Parent identification prompt. Gemini-2.5-Flash identifies two cited parent papers whose ideas are synergistically combined by the downstream work.
Rewrite prompt. The raw synergy explanation is rewritten into a clean, standalone target insight that does not explicitly mention the downstream paper.
Generation prompt. This is the core task prompt used for training and evaluation: generate a specific, non-obvious, self-contained insight from two parent summaries.
Judge prompt. The judge assigns a 1-10 similarity score to a generated insight relative to the ground-truth target. The same rubric defines evaluation, while RL uses a separate training judge to avoid reward hacking.
This formulation is intentionally conservative.
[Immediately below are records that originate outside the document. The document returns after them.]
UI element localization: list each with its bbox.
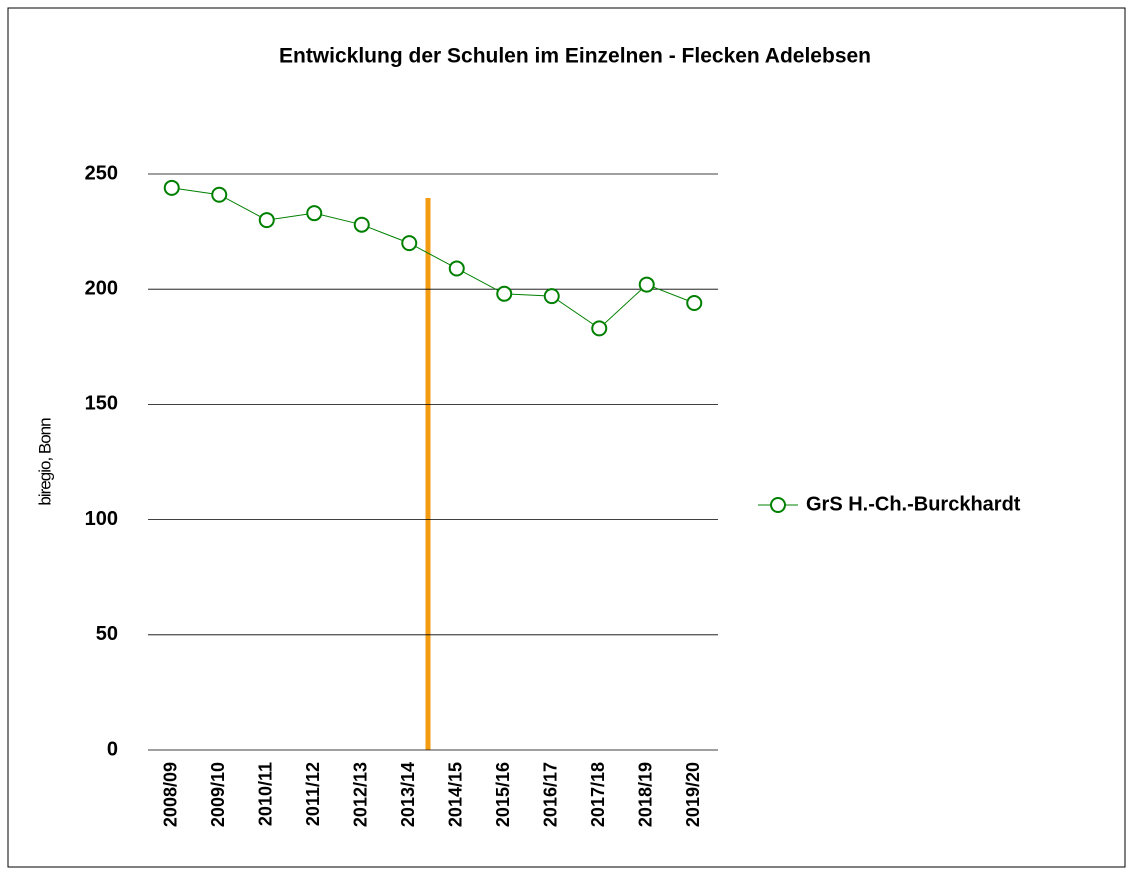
point — [258, 212, 275, 229]
point — [353, 216, 370, 233]
point — [638, 276, 655, 293]
x-tick-label: 2009/10 — [208, 762, 228, 827]
x-tick-label: 2015/16 — [493, 762, 513, 827]
x-tick-label: 2013/14 — [398, 762, 418, 827]
point — [686, 295, 703, 312]
legend-marker — [770, 497, 786, 513]
point — [401, 235, 418, 252]
x-tick-label: 2012/13 — [351, 762, 371, 827]
x-tick-label: 2014/15 — [446, 762, 466, 827]
x-tick-label: 2018/19 — [636, 762, 656, 827]
point — [448, 260, 465, 277]
point — [163, 179, 180, 196]
point — [543, 288, 560, 305]
y-axis-label: biregio, Bonn — [35, 418, 54, 506]
y-tick-label: 0 — [107, 738, 118, 760]
y-tick-label: 150 — [85, 393, 118, 415]
y-tick-label: 250 — [85, 162, 118, 184]
line — [171, 187, 695, 330]
x-tick-label: 2016/17 — [541, 762, 561, 827]
x-tick-label: 2008/09 — [161, 762, 181, 827]
y-tick-label: 50 — [96, 623, 118, 645]
y-tick-label: 100 — [85, 508, 118, 530]
x-tick-label: 2019/20 — [683, 762, 703, 827]
point — [306, 205, 323, 222]
point — [211, 186, 228, 203]
legend-label: GrS H.-Ch.-Burckhardt — [806, 493, 1021, 515]
point — [591, 320, 608, 337]
x-tick-label: 2011/12 — [303, 762, 323, 826]
chart-frame — [7, 7, 1126, 868]
chart-title: Entwicklung der Schulen im Einzelnen - F… — [279, 45, 871, 68]
x-tick-label: 2017/18 — [588, 762, 608, 827]
y-tick-label: 200 — [85, 277, 118, 299]
x-tick-label: 2010/11 — [256, 762, 276, 826]
point — [496, 285, 513, 302]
Each downstream paper is reduced to two parent papers due to context constraints, even though real scientific advances often draw on broader and noisier intellectual lineages. Parent identification is also imperfect: citations are only a proxy for conceptual influence, and important ideas may remain uncited.
Future work includes end-to-end parent selection and synthesis, richer multi-source lineage modeling, and evaluation metrics that reward conceptual novelty in addition to textual similarity. Ultimately, the most meaningful test will be active human-in-the-loop scientific workflows.